Online und seine Qualitäten

Bauchgefühl – aber das ist ja nicht immer das Schlechteste: Ich werde den Eindruck nicht los, als würden wir beim Thema Online/Multimedia seit Ausbruch des Zwonull-Wahns zu sehr über technische Applikationen und das ganze Partizipationsgedöns reden, als über das, was auch im digitalen Zeitalter immer noch am meisten zählt für den Erfolg eines journalistischen Angebots: Qualität, Kreativität, Originalität. Andersrum gesagt: Wenn – siehe Eintrag unten – Focus Online im Medium Magazin ankündigt, man wolle ernsthaft den Spiegel als unumstrittenen Marktführer attackieren, dann wird das nur über diese tradierten Werte aus der Old School gehen. Inhalt ist es immer noch, der zählt. Und weniger der technische Schnickschnack. Möglicherweise ist es exakt das, was mich an den vielen Ankündigungen und Repositionierungen der letzten Monate stört: Ich habe viele gehört, die völlig neuartiges Communityzwonullmachesensiemit-Web-Zeugs angekündigt haben. Ich habe keinen in Erinnerung, der gesagt hätte, er wolle sich auf journalistische Inhalte und deren Qualität konzentrieren – obwohl einige es wirklich ganz bitter nötig hätten.

Focus Relaunch

Mit einiger Spannung hatte ich auf den Relaunch von Focus Online gewartet.

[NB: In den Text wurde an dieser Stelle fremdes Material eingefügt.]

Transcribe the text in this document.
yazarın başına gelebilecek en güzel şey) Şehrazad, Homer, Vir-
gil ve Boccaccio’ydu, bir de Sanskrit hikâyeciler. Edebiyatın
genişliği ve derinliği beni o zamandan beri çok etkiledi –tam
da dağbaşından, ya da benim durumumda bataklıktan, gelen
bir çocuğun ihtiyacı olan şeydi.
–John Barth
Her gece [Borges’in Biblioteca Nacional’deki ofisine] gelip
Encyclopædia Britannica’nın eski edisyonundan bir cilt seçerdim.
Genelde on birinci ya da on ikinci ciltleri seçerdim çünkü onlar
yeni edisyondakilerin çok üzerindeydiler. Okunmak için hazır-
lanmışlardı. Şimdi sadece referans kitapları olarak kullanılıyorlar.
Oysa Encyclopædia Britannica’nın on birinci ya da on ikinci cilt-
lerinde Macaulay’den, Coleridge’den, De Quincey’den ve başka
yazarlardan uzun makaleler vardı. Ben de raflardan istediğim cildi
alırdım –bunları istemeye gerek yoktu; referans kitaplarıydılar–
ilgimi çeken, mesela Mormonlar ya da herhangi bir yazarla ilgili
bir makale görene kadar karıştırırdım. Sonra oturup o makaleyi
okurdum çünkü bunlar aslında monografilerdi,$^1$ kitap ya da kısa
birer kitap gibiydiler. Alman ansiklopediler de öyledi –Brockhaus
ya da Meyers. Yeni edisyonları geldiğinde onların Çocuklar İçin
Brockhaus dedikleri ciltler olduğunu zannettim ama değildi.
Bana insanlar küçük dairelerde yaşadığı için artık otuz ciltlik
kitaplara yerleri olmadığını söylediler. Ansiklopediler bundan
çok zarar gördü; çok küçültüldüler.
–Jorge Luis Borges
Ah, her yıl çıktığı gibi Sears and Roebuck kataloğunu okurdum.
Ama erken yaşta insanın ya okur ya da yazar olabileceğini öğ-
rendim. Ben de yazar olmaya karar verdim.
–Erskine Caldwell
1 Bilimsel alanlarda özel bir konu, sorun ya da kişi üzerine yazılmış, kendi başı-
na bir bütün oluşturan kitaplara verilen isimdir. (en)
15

Immerhin hatte ja erst vor drei Monaten ein gewisser Herr Turi, Peter, im Medium Magazin die Wandlung des Focus so geschildert, als stehe die Neuerfindung des Web im Allgemeinen und des Online-Journalismus im Speziellen ganz nah bevor. Nach dem ersten, zweiten und dritten Blick bleibt erst einmal die Feststellung, dass es ganz so spektakulär dann doch nicht geworden ist. Focus online ist nach dem Relaunch zweifelsohne mehr state of the art als vorher, aber irgendwie lässt mich das Gefühl nicht los, das allermeiste schon mal irgendwo gesehen zu haben. Irgendwo so, als habe man in einem Online-Generator Spiegel Online und Welt Online zusammengeworfen. Vermutlich fände man das alles auch ganz ok, wäre nicht vorher das enorme Ballyhoo gewesen. So aber denkt man sich, ok – und klickt weiter.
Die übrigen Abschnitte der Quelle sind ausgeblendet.